BlockQNN: Efficient Block-Wise Neural Network Architecture Generation

• Published in: IEEE transactions on pattern analysis and machine intelligence Vol. 43; no. 7; pp. 2314 - 2328
• Main Authors: Zhong, Zhao, Yang, Zichen, Deng, Boyang, Yan, Junjie, Wu, Wei, Shao, Jing, Liu, Cheng-Lin
• Format: Journal Article
• Language: English
• Published: United States IEEE 01.07.2021; The Institute of Electrical and Electronics Engineers, Inc. (IEEE)
• Subjects: Acceleration; Artificial neural networks; AutoML; Computer architecture; Computer vision; Construction; Convolutional neural network; Graphics processing units; Image classification; Indexes; Machine learning; Network architecture; neural architecture search; Neural networks; Q-learning; reinforcement learning; Strategy; Task analysis
• ISSN: 0162-8828; 1939-3539; 2160-9292; 1939-3539
• DOI: 10.1109/TPAMI.2020.2969193

Convolutional neural networks have gained a remarkable success in computer vision.

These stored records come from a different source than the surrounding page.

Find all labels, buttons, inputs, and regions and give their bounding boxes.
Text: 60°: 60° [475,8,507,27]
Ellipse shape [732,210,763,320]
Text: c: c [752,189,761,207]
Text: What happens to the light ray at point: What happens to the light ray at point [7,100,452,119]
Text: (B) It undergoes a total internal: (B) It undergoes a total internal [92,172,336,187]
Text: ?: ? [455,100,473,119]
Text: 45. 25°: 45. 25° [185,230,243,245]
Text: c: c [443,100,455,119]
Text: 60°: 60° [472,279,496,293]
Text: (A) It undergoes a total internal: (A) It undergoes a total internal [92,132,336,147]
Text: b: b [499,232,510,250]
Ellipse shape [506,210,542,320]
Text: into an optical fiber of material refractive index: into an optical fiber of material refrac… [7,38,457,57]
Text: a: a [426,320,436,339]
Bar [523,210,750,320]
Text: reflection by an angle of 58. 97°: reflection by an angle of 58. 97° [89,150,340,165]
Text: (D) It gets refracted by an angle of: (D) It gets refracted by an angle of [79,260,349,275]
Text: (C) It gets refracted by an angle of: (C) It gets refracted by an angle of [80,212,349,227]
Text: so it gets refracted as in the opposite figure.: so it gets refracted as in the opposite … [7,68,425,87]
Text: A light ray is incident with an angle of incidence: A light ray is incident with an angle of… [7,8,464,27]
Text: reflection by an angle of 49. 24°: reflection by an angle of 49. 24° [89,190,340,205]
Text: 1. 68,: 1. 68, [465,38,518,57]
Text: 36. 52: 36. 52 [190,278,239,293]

However, most popular network architectures are hand-crafted and usually require expertise and elaborate design. In this paper, we provide a block-wise network generation pipeline called BlockQNN which automatically builds high-performance networks using the Q-Learning paradigm with epsilon-greedy exploration strategy. The optimal network block is constructed by the learning agent which is trained to choose component layers sequentially. We stack the block to construct the whole auto-generated network. To accelerate the generation process, we also propose a distributed asynchronous framework and an early stop strategy. The block-wise generation brings unique advantages: (1) it yields state-of-the-art results in comparison to the hand-crafted networks on image classification, particularly, the best network generated by BlockQNN achieves 2.35 percent top-1 error rate on CIFAR-10. (2) it offers tremendous reduction of the search space in designing networks, spending only 3 days with 32 GPUs. A faster version can yield a comparable result with only 1 GPU in 20 hours. (3) it has strong generalizability in that the network built on CIFAR also performs well on the larger-scale dataset. The best network achieves very competitive accuracy of 82.0 percent top-1 and 96.0 percent top-5 on ImageNet.